If I could have just stayed away, not been in such close contact, would my son have diabetes right now or would we have been able to put it off for a few years?
But that might have made his life harder if that was so. Getting Type 1 Diabetes at nearly 2 years old is a life-changer, no doubt. But maybe it's better that he got this at such a young age. He won't remember life pre-diabetes. This will be all he knows. And although that's a blessing in disguise, it's still hard on the heart to think that a two-year old knows what insulin injections are and has to get them multiple times a day.

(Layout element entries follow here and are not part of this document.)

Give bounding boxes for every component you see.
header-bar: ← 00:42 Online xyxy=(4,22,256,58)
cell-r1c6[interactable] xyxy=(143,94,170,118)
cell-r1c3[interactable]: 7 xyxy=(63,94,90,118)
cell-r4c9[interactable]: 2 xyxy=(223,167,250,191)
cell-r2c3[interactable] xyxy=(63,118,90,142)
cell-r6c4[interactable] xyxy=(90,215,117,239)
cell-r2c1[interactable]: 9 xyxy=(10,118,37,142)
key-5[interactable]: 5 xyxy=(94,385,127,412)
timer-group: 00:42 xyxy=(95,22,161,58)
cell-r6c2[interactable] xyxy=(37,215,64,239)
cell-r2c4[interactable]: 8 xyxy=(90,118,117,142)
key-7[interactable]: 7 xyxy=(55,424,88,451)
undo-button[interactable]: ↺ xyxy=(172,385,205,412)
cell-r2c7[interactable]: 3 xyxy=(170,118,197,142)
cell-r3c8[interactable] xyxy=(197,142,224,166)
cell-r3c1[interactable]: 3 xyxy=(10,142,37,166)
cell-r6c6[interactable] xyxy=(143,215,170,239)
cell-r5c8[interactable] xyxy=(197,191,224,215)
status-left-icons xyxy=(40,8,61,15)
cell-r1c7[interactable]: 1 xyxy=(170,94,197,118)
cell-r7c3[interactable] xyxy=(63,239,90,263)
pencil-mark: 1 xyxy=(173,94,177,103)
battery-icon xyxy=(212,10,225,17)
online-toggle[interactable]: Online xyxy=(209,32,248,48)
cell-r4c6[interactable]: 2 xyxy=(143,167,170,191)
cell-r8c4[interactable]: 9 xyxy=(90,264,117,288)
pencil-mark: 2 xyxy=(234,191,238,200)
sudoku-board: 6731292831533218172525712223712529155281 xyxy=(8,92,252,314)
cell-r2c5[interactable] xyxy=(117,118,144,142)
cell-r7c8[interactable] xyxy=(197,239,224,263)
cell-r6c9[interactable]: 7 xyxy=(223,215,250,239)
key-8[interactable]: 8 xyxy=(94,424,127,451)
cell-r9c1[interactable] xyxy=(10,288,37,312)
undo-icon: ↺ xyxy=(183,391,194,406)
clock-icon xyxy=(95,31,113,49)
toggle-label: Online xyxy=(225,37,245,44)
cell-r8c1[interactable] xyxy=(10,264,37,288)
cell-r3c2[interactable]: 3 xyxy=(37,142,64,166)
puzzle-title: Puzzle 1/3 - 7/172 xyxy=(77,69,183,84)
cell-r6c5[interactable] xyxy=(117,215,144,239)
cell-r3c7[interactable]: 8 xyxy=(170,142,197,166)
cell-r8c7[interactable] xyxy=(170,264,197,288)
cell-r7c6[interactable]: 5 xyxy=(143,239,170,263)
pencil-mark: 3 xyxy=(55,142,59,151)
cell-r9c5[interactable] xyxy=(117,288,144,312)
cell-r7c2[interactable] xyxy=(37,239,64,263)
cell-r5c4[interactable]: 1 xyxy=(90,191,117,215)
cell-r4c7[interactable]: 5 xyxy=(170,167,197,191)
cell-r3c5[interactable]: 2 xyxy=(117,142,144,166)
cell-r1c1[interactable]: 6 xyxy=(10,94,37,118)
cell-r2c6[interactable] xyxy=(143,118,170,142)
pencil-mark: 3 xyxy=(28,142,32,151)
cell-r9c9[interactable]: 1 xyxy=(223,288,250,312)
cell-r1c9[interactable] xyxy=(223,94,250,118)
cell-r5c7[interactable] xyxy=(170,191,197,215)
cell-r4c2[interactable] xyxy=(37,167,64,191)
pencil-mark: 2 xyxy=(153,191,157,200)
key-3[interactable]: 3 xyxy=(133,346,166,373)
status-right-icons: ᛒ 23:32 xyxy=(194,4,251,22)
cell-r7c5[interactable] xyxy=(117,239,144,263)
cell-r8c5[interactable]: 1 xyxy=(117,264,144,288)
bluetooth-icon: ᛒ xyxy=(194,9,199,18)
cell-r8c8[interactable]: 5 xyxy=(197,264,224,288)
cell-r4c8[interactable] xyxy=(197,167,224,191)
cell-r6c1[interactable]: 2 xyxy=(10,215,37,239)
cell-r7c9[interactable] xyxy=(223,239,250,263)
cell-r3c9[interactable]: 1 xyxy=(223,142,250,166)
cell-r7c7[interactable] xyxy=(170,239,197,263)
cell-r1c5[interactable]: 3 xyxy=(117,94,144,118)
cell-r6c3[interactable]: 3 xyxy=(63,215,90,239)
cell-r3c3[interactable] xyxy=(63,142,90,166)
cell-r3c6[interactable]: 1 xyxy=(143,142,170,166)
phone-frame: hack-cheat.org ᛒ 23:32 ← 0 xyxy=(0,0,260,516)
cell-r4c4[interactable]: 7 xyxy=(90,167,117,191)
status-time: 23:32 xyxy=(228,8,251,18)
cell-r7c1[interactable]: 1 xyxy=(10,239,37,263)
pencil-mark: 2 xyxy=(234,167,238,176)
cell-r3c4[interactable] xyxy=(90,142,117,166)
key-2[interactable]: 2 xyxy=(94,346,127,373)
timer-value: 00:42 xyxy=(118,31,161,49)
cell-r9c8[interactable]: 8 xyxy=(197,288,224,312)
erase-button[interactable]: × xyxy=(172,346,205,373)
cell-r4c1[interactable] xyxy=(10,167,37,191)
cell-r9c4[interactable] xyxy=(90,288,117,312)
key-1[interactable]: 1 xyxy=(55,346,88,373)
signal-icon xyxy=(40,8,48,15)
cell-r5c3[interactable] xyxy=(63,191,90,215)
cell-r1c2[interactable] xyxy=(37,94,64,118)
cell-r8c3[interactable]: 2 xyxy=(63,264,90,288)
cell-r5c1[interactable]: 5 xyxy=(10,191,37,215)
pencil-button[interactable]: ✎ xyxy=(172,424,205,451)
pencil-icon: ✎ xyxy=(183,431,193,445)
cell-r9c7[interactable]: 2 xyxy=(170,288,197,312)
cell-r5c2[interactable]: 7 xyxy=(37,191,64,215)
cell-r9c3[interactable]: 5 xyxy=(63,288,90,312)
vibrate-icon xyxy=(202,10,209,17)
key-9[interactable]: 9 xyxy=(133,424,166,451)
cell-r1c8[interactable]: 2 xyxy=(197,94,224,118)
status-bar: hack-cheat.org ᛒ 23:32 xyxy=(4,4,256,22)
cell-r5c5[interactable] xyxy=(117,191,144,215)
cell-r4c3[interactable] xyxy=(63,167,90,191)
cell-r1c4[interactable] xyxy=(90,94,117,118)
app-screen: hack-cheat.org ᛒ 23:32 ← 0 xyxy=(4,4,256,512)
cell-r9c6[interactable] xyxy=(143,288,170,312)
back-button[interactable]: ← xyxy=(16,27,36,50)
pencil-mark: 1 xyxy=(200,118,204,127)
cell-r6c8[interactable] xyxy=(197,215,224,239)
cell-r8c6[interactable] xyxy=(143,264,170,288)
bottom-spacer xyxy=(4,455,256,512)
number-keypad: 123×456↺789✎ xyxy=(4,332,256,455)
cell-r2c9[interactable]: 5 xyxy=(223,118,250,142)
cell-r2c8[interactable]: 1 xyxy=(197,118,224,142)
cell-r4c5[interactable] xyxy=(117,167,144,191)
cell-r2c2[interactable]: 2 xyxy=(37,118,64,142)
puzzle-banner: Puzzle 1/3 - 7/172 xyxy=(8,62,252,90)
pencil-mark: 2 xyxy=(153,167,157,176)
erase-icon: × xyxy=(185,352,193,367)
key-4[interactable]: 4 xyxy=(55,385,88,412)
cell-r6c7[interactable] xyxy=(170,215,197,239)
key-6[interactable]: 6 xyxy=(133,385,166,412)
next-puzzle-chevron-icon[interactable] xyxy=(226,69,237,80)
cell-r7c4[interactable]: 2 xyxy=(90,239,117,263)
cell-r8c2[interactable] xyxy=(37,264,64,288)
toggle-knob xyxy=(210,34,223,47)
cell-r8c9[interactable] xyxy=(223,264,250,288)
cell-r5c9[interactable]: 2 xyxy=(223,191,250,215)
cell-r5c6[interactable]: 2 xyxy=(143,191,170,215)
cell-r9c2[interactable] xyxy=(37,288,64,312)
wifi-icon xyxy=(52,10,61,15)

Just this past weekend, while playing outside with my boys, I realized that Michael was giving me pretend insulin injections with sticks. He would poke my thigh with a stick and say "1, 2, 3, all better!" Or "1, 2, 3, all clean!" My heart hurt. Insulin injections were so much a part of his life that he incorporated them into his playtime.
It haunts me to think about the exact moment in time when he got diabetes. I even had a hard time sorting through the pictures on my phone to find the last few pictures taken before he was diagnosed. I wanted to see if I could see it. Could I see the signs of diabetes on his face? I found out that the answer was yes. Yes I could. He was so thin, so tired. But at the time, I didn't know what to look for. Now I see it as clear as day.

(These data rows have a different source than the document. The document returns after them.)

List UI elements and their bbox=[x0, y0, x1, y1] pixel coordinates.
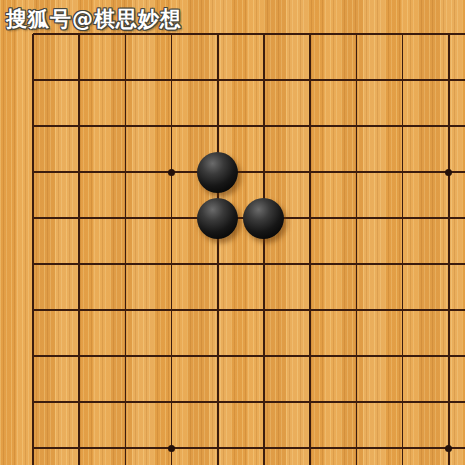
board-grid[interactable] bbox=[10, 11, 465, 465]
watermark-text: 搜狐号@棋思妙想 bbox=[6, 5, 182, 33]
go-board-image: 搜狐号@棋思妙想 bbox=[0, 0, 465, 465]
star-point bbox=[445, 169, 452, 176]
stone-black[interactable] bbox=[243, 198, 284, 239]
star-point bbox=[445, 445, 452, 452]
star-point bbox=[168, 445, 175, 452]
star-point bbox=[168, 169, 175, 176]
stone-black[interactable] bbox=[197, 152, 238, 193]
stone-black[interactable] bbox=[197, 198, 238, 239]
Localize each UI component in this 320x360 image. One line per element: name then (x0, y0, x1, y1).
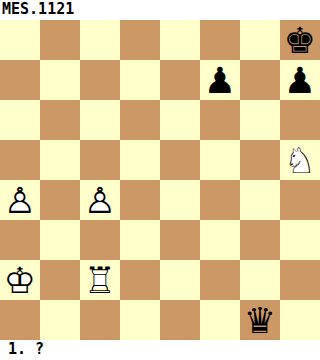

When Michael was in the car with us on our way to the Children's Hospital ER, we received the call that the lab work showed his blood sugar was 823. As a mom, I'll never forget that number. I'll also never forget the date of diagnosis: August 11, 2014. After learning what DKA is and how utterly serious it is, I was overwhelmed. I still am when I think about how narrowly Michael escaped a coma or death. Children with blood sugars in the 600's and 700's are life-flighted to hospitals. Some children end up in a coma first. Some die. The odds of being diagnosed before the second birthday is one in 3 million. The odds of being diagnosed without first being in a coma or having a seizure is even more rare. It haunts me to wonder how close Michael was to dying.
These are real fears and questions floating around in my mind as the parent of a Type 1 child. I know it's unnecessary to wonder about the "what ifs" of life. But it's not futile. Doing so helps me process our situation and it also helps me look at what the negatives in a "what if" situation could be. The "what if" world isn't perfect. Just because we might wish that something in our lives would have happened differently, it doesn't mean that the alternate scenario would be without problems. This helps me accept our situation the way that it happened and to realize that this was God's perfect plan for us. He chose August 11th for us.
On August 11, 2012, Aaron & I attended a pregnancy & labor class just seventeen days before Michael made his arrival. On August 11, 2013, we went to church and spoke with church friends about what their guesses to our second baby's gender would be since we'd be finding out a couple days later. We were also ready for our first family flying trip to visit Aaron's family. Michael would be having two different "first" birthday parties on our trip. We were excited to embark on that journey. We didn't know that the time bomb was ticking. On August 11, 2014, Michael was diagnosed with Type 1 Diabetes and our lives changed again forever.
I know that Diabetes is a part of Michael's story and a part of his testimony. When I view it like that, I realize that we have not been abandoned by God in any of this. I'm reminded that He will remain by our sides through all of this because it's His perfect plan for Michael.
So, Diabetes, I accept you. You are now part of what makes up my oldest son. You are here to stay and I must be okay with that. I pledge to try my hardest every single day to keep you in check so that your effect on my son is minimal. Although I accept you in his life, I will not let him or us be ruled by you.
I love you immensely and I think you are simply the bravest boy. I'm proud of you and how you are handling your new routines in life. You are stellar! I am proud to be your mom.